Wto Push Poultry Farmers To Eye Product Diversification


Tribune Business Reporter


An Abaco poultry producer yesterday said "uncertainty" surrounding the World Trade Organisation (WTO) accession has forced it to explore diversification, adding: "You don't know what field you're playing on."

Underscoring fears among local producers and manufacturers about the potential impact full WTO membership may have on their industries, Lance Pinder, Abaco Big Bird Farm's operations manager, told Tribune Business: "We have a big concern about WTO, obviously. We don't know how that will impact sales, but it's safe to assume there will be an impact.

"Our chicken is a premium product, and people may go for the cheapest thing. Right now there is so much uncertainty. We've been battling with imported chicken for a long time, and it's going to be even harder going forward. Everyone is concerned about it and what the government is going to negotiate to help us out going forward.

"You don't know what field you're playing on. It's really hard to invest any money right now or do any expansion with uncertainty. Uncertainty is bad for business."
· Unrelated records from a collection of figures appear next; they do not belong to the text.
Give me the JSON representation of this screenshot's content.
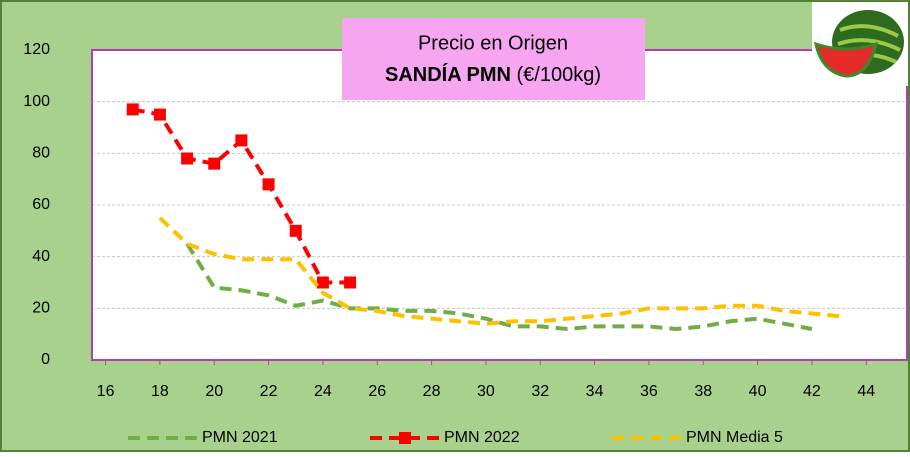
{
  "chart_data": {
    "type": "line",
    "title": "Precio en Origen",
    "subtitle_bold": "SANDÍA PMN",
    "subtitle_rest": "(€/100kg)",
    "x": [
      17,
      18,
      19,
      20,
      21,
      22,
      23,
      24,
      25,
      26,
      27,
      28,
      29,
      30,
      31,
      32,
      33,
      34,
      35,
      36,
      37,
      38,
      39,
      40,
      41,
      42,
      43
    ],
    "series": [
      {
        "name": "PMN 2021",
        "color": "#70ad47",
        "dash": true,
        "marker": false,
        "values": [
          null,
          null,
          45,
          28,
          27,
          25,
          21,
          23,
          20,
          20,
          19,
          19,
          18,
          16,
          13,
          13,
          12,
          13,
          13,
          13,
          12,
          13,
          15,
          16,
          14,
          12,
          null
        ]
      },
      {
        "name": "PMN 2022",
        "color": "#ff0000",
        "dash": true,
        "marker": true,
        "values": [
          97,
          95,
          78,
          76,
          85,
          68,
          50,
          30,
          30,
          null,
          null,
          null,
          null,
          null,
          null,
          null,
          null,
          null,
          null,
          null,
          null,
          null,
          null,
          null,
          null,
          null,
          null
        ]
      },
      {
        "name": "PMN Media 5",
        "color": "#ffc000",
        "dash": true,
        "marker": false,
        "values": [
          null,
          55,
          45,
          41,
          39,
          39,
          39,
          26,
          20,
          19,
          17,
          16,
          15,
          14,
          15,
          15,
          16,
          17,
          18,
          20,
          20,
          20,
          21,
          21,
          19,
          18,
          17
        ]
      }
    ],
    "xlim": [
      15.5,
      45.5
    ],
    "xticks": [
      16,
      18,
      20,
      22,
      24,
      26,
      28,
      30,
      32,
      34,
      36,
      38,
      40,
      42,
      44
    ],
    "ylim": [
      0,
      120
    ],
    "yticks": [
      0,
      20,
      40,
      60,
      80,
      100,
      120
    ],
    "grid": true
  }
}
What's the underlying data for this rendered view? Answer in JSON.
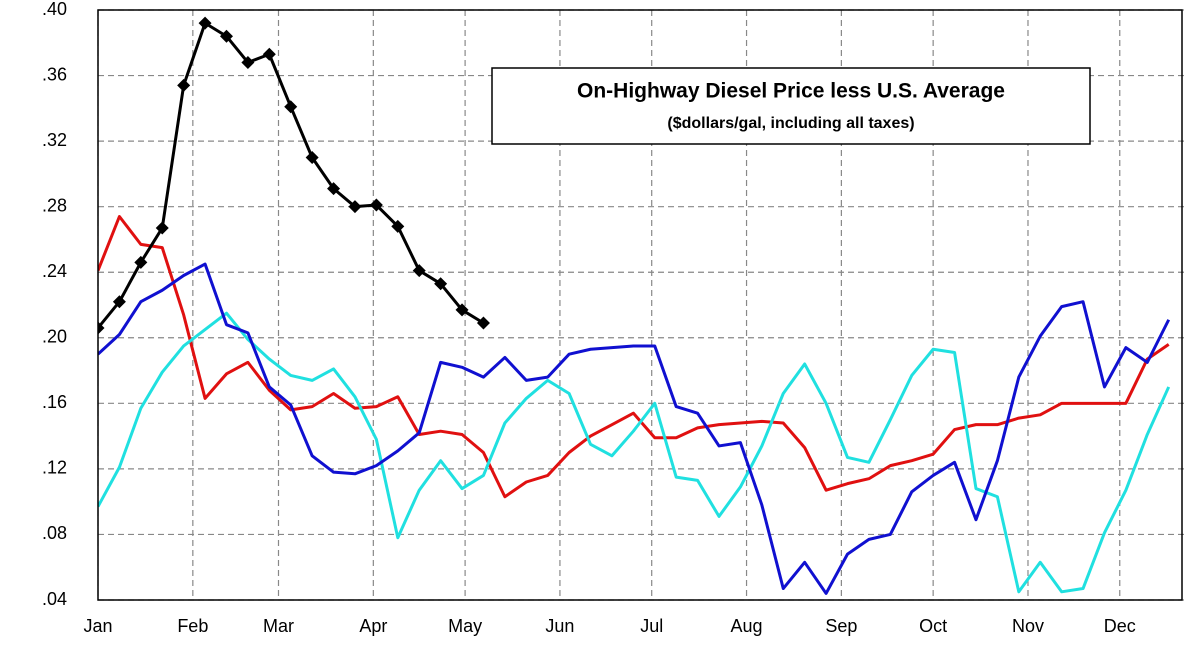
{
  "chart_data": {
    "type": "line",
    "title": "On-Highway Diesel Price  less U.S. Average",
    "subtitle": "($dollars/gal, including all taxes)",
    "x": [
      0,
      7,
      14,
      21,
      28,
      35,
      42,
      49,
      56,
      63,
      70,
      77,
      84,
      91,
      98,
      105,
      112,
      119,
      126,
      133,
      140,
      147,
      154,
      161,
      168,
      175,
      182,
      189,
      196,
      203,
      210,
      217,
      224,
      231,
      238,
      245,
      252,
      259,
      266,
      273,
      280,
      287,
      294,
      301,
      308,
      315,
      322,
      329,
      336,
      343,
      350
    ],
    "xlim": [
      0,
      355
    ],
    "xticks": [
      {
        "value": 0,
        "label": "Jan"
      },
      {
        "value": 31,
        "label": "Feb"
      },
      {
        "value": 59,
        "label": "Mar"
      },
      {
        "value": 90,
        "label": "Apr"
      },
      {
        "value": 120,
        "label": "May"
      },
      {
        "value": 151,
        "label": "Jun"
      },
      {
        "value": 181,
        "label": "Jul"
      },
      {
        "value": 212,
        "label": "Aug"
      },
      {
        "value": 243,
        "label": "Sep"
      },
      {
        "value": 273,
        "label": "Oct"
      },
      {
        "value": 304,
        "label": "Nov"
      },
      {
        "value": 334,
        "label": "Dec"
      }
    ],
    "ylim": [
      0.04,
      0.4
    ],
    "yticks": [
      {
        "value": 0.04,
        "label": ".04"
      },
      {
        "value": 0.08,
        "label": ".08"
      },
      {
        "value": 0.12,
        "label": ".12"
      },
      {
        "value": 0.16,
        "label": ".16"
      },
      {
        "value": 0.2,
        "label": ".20"
      },
      {
        "value": 0.24,
        "label": ".24"
      },
      {
        "value": 0.28,
        "label": ".28"
      },
      {
        "value": 0.32,
        "label": ".32"
      },
      {
        "value": 0.36,
        "label": ".36"
      },
      {
        "value": 0.4,
        "label": ".40"
      }
    ],
    "grid": true,
    "series": [
      {
        "color": "#e01010",
        "values": [
          0.241,
          0.274,
          0.257,
          0.255,
          0.214,
          0.163,
          0.178,
          0.185,
          0.168,
          0.156,
          0.158,
          0.166,
          0.157,
          0.158,
          0.164,
          0.141,
          0.143,
          0.141,
          0.13,
          0.103,
          0.112,
          0.116,
          0.13,
          0.14,
          0.147,
          0.154,
          0.139,
          0.139,
          0.145,
          0.147,
          0.148,
          0.149,
          0.148,
          0.133,
          0.107,
          0.111,
          0.114,
          0.122,
          0.125,
          0.129,
          0.144,
          0.147,
          0.147,
          0.151,
          0.153,
          0.16,
          0.16,
          0.16,
          0.16,
          0.187,
          0.196
        ]
      },
      {
        "color": "#20e0e0",
        "values": [
          0.097,
          0.121,
          0.157,
          0.179,
          0.195,
          0.205,
          0.215,
          0.199,
          0.187,
          0.177,
          0.174,
          0.181,
          0.164,
          0.138,
          0.078,
          0.107,
          0.125,
          0.108,
          0.116,
          0.148,
          0.163,
          0.174,
          0.166,
          0.135,
          0.128,
          0.143,
          0.16,
          0.115,
          0.113,
          0.091,
          0.109,
          0.134,
          0.166,
          0.184,
          0.16,
          0.127,
          0.124,
          0.15,
          0.177,
          0.193,
          0.191,
          0.108,
          0.103,
          0.045,
          0.063,
          0.045,
          0.047,
          0.081,
          0.107,
          0.141,
          0.17
        ]
      },
      {
        "color": "#1010d0",
        "values": [
          0.19,
          0.202,
          0.222,
          0.229,
          0.238,
          0.245,
          0.208,
          0.203,
          0.17,
          0.159,
          0.128,
          0.118,
          0.117,
          0.122,
          0.131,
          0.142,
          0.185,
          0.182,
          0.176,
          0.188,
          0.174,
          0.176,
          0.19,
          0.193,
          0.194,
          0.195,
          0.195,
          0.158,
          0.154,
          0.134,
          0.136,
          0.098,
          0.047,
          0.063,
          0.044,
          0.068,
          0.077,
          0.08,
          0.106,
          0.116,
          0.124,
          0.089,
          0.125,
          0.176,
          0.201,
          0.219,
          0.222,
          0.17,
          0.194,
          0.185,
          0.211
        ]
      },
      {
        "color": "#000000",
        "marker": "diamond",
        "values": [
          0.206,
          0.222,
          0.246,
          0.267,
          0.354,
          0.392,
          0.384,
          0.368,
          0.373,
          0.341,
          0.31,
          0.291,
          0.28,
          0.281,
          0.268,
          0.241,
          0.233,
          0.217,
          0.209,
          null,
          null,
          null,
          null,
          null,
          null,
          null,
          null,
          null,
          null,
          null,
          null,
          null,
          null,
          null,
          null,
          null,
          null,
          null,
          null,
          null,
          null,
          null,
          null,
          null,
          null,
          null,
          null,
          null,
          null,
          null,
          null
        ]
      }
    ]
  }
}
As reported previously by Tribune Business, many Bahamian businesses fear they are unable to advise the Government on where to set the WTO "red lines" because they lack the necessary industry-specific analyses to determine the impact of membership and what the economy will look like post-accession.

Mr Pinder told Tribune Business: "We're seriously trying to diversify right now. We're looking to do a lot of different things to help mitigate any fall-out. Obviously we have our avocados and limes apart from chicken. We're looking to do more processing, some pre-cooked options and that sort of thing."

He added that the company has been "hanging in there", aided by a strong tourist season on Abaco. "The locals here support us, and so we know when the resorts are doing well because they buy a lot of our chicken," Mr Pinder said.

"Sales on Abaco have been good. Nassau has been bit sluggish. We're only running at about 70 per cent capacity right now. A lot of costs have gone up. Fuel prices have gone up. There has been a big spike in corn and soy bean prices right now. The cost on paper products for packaging have also gone up in the last six months."